魔都上海 日本知識人の「近代」体験 (ちくま学芸文庫)

魔都上海 日本知識人の「近代」体験 (ちくま学芸文庫)

日本及び日本人にとっての上海が、いかに重要だったかという視点で書かれた本である。そう、幕末の頃から、日本にとって上海は重要だったのだ。そこには擬似的な「西洋」があり、日本の知識人はそれに触れて、大いにカルチャー・ショックを受けたのである。それは、攘夷主義者を開国派に一変させてしまうほどのものであった。また、上海で作られた夥しい数の洋書の漢訳本は、日本に数多く入って、当時の日本人の世界的状況の把握に、少なからぬ影響を与えたという。その当時の上海は、西洋なる「情報」の、一大集積地点なのであったわけだ。
 その後、開国して力を蓄えてきた日本にとって、上海は違った姿で見られるようになった。明治人らは上海を、一種の「ロマン」として捉えるようになったのである。上海で一旗挙げようという者、上海を訪れた文学者たち…。そしてさらに大正になると、作家たちの中に上海に耽溺する者が出てくる。その中では、谷崎潤一郎金子光晴などの例が面白かった。彼らは上海に、デカダンスを感じていたのだった。

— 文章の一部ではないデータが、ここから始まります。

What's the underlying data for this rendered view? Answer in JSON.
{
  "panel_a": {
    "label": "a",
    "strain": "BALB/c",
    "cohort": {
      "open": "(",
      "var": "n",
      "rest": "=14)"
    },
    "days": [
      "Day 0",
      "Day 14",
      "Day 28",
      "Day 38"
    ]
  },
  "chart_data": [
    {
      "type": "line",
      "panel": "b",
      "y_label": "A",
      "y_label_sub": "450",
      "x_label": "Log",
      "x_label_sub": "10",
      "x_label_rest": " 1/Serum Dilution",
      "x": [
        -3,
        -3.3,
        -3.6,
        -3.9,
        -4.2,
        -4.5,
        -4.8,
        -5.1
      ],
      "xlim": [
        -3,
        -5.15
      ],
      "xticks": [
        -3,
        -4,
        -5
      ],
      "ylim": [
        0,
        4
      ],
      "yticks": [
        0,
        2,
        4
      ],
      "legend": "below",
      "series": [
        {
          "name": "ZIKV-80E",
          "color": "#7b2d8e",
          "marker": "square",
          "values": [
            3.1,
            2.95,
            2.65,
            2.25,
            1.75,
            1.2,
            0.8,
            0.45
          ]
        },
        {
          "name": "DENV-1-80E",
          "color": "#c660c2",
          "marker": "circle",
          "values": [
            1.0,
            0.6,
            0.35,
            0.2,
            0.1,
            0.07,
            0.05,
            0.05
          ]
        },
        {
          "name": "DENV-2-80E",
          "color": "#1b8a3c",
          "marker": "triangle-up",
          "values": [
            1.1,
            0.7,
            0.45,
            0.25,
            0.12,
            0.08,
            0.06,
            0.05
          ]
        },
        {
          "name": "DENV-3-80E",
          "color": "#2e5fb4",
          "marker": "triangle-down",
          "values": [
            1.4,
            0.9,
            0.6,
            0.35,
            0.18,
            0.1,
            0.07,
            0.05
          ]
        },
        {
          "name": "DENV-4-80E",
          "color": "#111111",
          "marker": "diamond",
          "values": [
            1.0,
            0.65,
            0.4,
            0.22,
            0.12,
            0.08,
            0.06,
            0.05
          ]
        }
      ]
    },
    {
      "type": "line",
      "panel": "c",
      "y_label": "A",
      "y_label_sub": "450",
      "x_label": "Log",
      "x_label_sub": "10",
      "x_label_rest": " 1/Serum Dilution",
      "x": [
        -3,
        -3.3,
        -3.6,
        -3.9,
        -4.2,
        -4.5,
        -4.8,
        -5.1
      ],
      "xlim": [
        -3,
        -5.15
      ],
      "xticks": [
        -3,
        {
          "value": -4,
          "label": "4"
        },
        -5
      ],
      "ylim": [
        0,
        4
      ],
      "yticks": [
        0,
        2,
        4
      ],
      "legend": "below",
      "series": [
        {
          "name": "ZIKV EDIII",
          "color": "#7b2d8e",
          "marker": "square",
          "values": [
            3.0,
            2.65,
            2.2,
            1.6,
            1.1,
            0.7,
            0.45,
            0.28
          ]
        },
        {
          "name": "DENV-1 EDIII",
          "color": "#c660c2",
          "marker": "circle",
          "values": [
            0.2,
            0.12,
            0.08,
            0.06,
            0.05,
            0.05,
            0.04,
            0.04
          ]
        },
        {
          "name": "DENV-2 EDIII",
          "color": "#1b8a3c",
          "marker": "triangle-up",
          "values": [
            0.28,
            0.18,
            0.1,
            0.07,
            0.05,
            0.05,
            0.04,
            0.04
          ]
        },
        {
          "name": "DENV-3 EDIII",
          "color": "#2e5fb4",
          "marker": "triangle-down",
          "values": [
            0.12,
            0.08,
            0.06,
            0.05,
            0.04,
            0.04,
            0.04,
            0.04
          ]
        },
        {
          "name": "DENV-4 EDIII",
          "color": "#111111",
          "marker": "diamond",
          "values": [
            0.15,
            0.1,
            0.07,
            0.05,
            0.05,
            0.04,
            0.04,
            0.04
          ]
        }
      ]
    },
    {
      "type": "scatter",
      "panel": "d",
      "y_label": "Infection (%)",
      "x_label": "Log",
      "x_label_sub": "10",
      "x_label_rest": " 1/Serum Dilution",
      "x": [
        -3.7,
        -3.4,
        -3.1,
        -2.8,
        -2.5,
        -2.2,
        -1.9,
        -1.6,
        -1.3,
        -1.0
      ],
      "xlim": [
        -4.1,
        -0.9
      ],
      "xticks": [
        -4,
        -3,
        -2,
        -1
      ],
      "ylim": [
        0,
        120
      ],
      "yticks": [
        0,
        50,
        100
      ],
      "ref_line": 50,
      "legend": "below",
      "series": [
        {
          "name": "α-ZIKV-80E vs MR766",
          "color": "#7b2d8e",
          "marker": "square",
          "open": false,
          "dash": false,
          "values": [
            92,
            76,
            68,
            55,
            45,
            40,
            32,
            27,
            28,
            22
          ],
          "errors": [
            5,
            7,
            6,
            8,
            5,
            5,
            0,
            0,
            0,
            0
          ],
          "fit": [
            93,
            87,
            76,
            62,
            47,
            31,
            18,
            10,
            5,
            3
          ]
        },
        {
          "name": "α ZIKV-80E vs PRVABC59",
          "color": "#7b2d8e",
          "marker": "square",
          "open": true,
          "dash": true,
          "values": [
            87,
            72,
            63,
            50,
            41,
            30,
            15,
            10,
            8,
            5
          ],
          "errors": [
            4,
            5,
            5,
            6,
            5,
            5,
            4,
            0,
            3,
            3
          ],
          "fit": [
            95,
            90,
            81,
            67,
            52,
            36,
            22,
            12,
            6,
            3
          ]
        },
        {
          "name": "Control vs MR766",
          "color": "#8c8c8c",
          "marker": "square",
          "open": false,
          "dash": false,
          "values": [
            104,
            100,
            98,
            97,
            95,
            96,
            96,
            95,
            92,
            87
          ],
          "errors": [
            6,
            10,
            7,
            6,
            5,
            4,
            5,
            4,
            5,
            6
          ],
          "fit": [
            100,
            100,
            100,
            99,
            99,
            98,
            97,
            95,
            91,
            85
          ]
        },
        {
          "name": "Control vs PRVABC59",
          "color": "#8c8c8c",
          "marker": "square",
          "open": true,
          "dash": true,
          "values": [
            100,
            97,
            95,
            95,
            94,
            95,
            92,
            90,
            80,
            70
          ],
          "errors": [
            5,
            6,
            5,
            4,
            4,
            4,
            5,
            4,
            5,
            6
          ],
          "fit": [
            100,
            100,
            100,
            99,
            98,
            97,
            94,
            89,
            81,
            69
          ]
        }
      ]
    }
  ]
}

 しかし著者に拠れば、日本軍の上海占領の後、上海は混沌とした魅力を失っていったようである。日本軍は上海を、ただののっぺりとした都市に変えてしまった。そして上海が再び大きく変貌するのは、経済の開放政策によって、中国における資本主義の拠点となってからのことだった。それは、今の上海万博に繋がっているだろう。中国はこのあと、上海をどのような方向にもっていこうとしているのだろうか。上海と日本との関係も、今後まったく絶えてしまうことはあり得ない。むしろ、そこが将来の日中関係を占う、ひとつの特異点となるのかも知れない。